Brooks is particularly excited about Koroisau’s addition to the 17 given his craftiness out of dummy-half will ease the load on him at halfback.
“You can already tell he’s made a massive difference to our side,” Brooks said.
“What he does around the ruck helps me so much, it’ll take a lot of pressure off me because other teams’ defence will be focused on him and what he’s doing around the ruck.”
Koroisau is clear on his role at No.9 but played it down when asked about what he can do for Brooks and Doueihi.
“I think anywhere I’ve played I’ve tried to help out (the halves)… But it’s not as big as what people think it is. It’s more just subtle things and trying to read the game myself so I can help out,” he said.
Another player that’s expected to make a huge difference to the Tigers this season is Isaiah Papali’i, who Laurie declared a “wrecking ball” that “adds a bit of flare to the edge.”
He’ll play outside of Brooks.
“I’m really looking forward to playing with ‘Ice’, I think he’s someone that will suit my game,” Brooks said.
“He’s a good hole-running back-rower, but also in defence he’s also a good quality player and you can really see that when we’re out on the field training.”
Add in English international John Bateman and 19-time Kangaroo David Klemmer — who is setting a high standard at training — and the Tigers have starpower they’ve been desperately missing.

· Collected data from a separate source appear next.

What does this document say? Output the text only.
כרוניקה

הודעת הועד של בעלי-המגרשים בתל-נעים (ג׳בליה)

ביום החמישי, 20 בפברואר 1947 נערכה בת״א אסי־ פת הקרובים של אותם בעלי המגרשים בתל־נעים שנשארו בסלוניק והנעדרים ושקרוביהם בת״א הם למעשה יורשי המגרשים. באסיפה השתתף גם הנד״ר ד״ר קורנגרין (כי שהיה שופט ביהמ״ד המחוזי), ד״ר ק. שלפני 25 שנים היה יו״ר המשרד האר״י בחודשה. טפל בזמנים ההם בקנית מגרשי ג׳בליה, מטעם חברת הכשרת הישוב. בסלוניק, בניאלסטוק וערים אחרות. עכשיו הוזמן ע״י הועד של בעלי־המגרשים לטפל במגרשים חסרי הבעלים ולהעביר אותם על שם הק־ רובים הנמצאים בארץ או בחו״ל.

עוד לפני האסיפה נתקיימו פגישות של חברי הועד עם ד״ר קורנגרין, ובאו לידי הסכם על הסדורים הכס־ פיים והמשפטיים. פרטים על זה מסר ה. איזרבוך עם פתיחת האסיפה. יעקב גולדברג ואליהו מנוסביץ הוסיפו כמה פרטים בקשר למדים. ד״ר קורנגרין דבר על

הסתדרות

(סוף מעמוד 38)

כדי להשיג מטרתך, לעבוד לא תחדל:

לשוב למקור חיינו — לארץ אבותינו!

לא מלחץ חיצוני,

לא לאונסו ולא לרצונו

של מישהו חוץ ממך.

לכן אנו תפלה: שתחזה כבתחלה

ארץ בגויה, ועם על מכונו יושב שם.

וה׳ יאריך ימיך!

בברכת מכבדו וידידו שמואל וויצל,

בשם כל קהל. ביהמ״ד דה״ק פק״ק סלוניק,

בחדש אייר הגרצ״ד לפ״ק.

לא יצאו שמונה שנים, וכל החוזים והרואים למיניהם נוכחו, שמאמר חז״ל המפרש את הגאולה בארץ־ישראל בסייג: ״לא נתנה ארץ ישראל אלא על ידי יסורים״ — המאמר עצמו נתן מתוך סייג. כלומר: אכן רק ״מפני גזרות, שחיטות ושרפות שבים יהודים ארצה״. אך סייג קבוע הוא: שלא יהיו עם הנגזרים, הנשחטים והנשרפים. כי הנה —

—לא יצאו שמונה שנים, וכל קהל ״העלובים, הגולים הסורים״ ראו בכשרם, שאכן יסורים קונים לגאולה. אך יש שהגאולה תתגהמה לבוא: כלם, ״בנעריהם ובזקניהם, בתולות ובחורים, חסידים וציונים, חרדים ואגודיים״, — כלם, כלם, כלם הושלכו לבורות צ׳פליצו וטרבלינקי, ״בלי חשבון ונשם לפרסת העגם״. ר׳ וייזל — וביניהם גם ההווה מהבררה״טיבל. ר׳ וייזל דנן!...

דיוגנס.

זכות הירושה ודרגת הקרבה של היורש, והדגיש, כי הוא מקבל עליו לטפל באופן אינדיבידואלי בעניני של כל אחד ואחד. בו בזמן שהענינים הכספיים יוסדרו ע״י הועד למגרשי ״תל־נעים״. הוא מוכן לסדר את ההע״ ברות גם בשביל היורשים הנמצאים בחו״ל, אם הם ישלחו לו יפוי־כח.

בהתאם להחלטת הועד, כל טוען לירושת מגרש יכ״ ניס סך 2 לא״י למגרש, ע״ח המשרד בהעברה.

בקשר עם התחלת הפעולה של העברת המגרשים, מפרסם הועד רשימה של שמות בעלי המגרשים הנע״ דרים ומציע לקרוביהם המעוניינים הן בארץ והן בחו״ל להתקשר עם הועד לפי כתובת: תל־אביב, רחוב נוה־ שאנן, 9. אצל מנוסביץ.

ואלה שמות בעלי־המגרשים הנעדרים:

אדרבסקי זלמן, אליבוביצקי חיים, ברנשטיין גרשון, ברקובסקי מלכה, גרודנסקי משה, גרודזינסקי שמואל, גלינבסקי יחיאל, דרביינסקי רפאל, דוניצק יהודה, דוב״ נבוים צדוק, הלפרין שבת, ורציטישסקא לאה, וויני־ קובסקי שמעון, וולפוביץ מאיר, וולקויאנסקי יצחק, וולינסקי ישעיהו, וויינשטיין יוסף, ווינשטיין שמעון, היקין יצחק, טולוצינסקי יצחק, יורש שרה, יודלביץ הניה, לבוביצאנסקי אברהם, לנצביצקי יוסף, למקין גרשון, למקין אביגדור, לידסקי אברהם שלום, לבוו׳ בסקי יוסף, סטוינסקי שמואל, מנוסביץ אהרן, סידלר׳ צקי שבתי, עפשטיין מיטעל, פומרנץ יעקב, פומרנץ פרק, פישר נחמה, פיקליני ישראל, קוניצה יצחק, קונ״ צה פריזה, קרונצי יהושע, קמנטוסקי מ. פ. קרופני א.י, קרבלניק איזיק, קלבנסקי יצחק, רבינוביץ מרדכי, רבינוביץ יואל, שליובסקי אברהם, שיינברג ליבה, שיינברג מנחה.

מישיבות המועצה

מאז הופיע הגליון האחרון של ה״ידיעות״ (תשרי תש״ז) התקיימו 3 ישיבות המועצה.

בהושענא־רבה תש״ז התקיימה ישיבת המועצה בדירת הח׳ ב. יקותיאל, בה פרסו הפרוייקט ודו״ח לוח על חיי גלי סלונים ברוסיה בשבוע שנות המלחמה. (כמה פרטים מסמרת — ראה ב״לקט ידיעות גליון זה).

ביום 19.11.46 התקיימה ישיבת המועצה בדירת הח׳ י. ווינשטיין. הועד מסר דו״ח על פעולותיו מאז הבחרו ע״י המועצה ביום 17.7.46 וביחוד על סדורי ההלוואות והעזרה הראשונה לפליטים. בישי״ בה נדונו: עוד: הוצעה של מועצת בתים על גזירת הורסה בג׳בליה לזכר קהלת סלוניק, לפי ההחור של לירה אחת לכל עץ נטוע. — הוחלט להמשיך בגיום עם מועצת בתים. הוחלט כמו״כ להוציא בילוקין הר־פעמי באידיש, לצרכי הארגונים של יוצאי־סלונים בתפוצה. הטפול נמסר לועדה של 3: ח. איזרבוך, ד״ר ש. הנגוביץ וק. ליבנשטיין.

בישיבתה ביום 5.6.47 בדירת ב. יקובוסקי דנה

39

Koroisau is fresh off back-to-back premierships with the Panthers and Papali’i got valuable grand final experience with the Eels last season.
Twal believes having those types of players around will do wonders for the club.
“To have them blokes on board this year, it gives the boys a lot of confidence going forward,” he said.
“Not only that, just having their experience at training, they know what success looks like and they’ve been in the game for a while. It’s been really good to have more experienced heads to lean on.”